Quelle est la signification du terme de grammaire cacophémisme?

Cacophémisme est un mot ou une expression qui est généralement perçu comme dur, impoli ou offensant, bien qu'il puisse être utilisé dans un contexte humoristique. C'est similaire à dysphémisme, et un contraste avec euphémisme. L'étymologie vient du grec, "mauvais" plus "discours".

Le cacophémisme, dit Brian Mott, "est une réaction délibérée contre l'euphémisme et implique l'utilisation intentionnelle de mots forts, très souvent dans le but de choquer le public ou la personne à qui ils s'adressent" ("Sémantique et traduction pour les apprenants d'espagnol en anglais"). , 2011).

Exemples et observations

"Un dysphémisme cruel ou offensant est un cacophémisme (du grec kakos mauvais), comme utiliser «it» pour une personne: Revient-il ce soir?"
(Tom McArthur, "The Oxford Companion to the English Language". Oxford University Press, 1992)

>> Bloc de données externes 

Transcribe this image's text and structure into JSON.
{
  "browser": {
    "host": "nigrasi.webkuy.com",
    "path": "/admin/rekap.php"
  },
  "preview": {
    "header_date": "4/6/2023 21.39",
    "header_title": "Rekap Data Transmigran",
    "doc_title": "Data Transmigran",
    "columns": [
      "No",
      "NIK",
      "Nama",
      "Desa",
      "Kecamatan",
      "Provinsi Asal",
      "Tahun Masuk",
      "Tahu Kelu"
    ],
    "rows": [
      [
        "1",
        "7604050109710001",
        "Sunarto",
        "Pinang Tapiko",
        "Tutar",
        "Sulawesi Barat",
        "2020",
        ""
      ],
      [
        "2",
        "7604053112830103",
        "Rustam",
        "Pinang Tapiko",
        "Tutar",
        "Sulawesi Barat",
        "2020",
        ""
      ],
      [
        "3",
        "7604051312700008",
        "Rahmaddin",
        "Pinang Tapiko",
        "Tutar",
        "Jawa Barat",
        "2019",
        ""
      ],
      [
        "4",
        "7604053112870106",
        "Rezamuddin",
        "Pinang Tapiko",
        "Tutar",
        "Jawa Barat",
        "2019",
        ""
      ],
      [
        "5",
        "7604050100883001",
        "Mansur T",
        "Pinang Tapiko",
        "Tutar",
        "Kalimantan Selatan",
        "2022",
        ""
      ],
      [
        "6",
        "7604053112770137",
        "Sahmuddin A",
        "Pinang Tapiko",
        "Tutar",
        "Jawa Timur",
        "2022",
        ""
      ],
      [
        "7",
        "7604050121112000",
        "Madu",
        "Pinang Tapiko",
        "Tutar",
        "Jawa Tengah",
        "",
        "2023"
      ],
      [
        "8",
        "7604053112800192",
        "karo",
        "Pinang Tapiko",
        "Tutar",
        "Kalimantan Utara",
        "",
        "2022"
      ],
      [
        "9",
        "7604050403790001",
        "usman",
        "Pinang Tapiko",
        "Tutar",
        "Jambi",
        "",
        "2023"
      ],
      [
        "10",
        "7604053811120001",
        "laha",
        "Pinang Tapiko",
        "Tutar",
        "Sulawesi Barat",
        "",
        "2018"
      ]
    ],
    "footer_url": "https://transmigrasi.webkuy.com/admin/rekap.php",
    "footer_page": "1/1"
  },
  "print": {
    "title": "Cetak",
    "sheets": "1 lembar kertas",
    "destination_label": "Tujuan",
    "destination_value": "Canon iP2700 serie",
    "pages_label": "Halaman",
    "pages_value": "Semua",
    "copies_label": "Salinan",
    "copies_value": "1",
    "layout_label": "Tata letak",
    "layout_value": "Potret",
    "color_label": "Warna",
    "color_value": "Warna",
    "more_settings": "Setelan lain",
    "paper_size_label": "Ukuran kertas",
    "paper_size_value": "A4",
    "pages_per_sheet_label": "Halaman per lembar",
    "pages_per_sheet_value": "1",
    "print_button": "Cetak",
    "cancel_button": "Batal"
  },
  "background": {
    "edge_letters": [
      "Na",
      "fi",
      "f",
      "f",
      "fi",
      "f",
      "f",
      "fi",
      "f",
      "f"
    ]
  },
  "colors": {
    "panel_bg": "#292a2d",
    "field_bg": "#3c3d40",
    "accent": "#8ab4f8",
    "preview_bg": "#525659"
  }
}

Comment les termes neutres deviennent des cacophémismes
"Quand nous utilisons cacophémismes,… Nous ne parlons pas nécessairement du mal de quoi que ce soit. Le langage cacophémiste est une façon grossière et crue, brutale et vulgaire de dire quoi que ce soit - bon, mauvais ou neutre - d'une chose. Tout n'est pas obscène en aucune façon; par exemple «grub» et «ratés». Certains sont extrêmement vulgaire, mais pas tout à fait obscène (c'est-à-dire pas tabou catégoriquement dans la société polie), susceptible d'offenser mais pas de choquer, comme 'vomir', tripes, 'pet,' puer, 'ventre,' croasser ', et' burp . ' Un mot véritablement obscène, en vertu du tabou que son énoncé viole, est aussi cacophémiste qu'un mot peut l'être…
"Les gens trouvent naturellement certains termes descriptifs parfaitement exacts peu flatteurs et déplaisants. Il est donc considéré comme de bonnes manières pour les autres d'éviter autant que possible ces termes, et quand on ne peut pas éviter de dire la vérité désagréable, de trouver des synonymes descriptifs qui frappent moins l'oreille. brutal, bien qu'ils disent la même chose que le terme peu flatteur. De cette façon, nous générons un flux d'euphémismes, par rapport auxquels le terme descriptif d'origine semble toujours plus grossier, jusqu'à ce que ce terme, à l'origine neutre, devienne un cacophémisme. «gras» et «vieux» sont de bons exemples de ce processus. Il est maintenant considéré comme brutal au point de ne pas être assez grossier de qualifier une personne grosse de «graisse». Et bien qu'il existe quelques façons dysphémistes de dire la même chose («à ventre,« à gros cul », à gros lard,« brut »), il y a peu d'autres termes qui sont aussi cacophémistes maintenant que le« gras »simple et sans fioritures. "
(Joel Feinberg, «Offense to Others». Oxford University Press, 1988)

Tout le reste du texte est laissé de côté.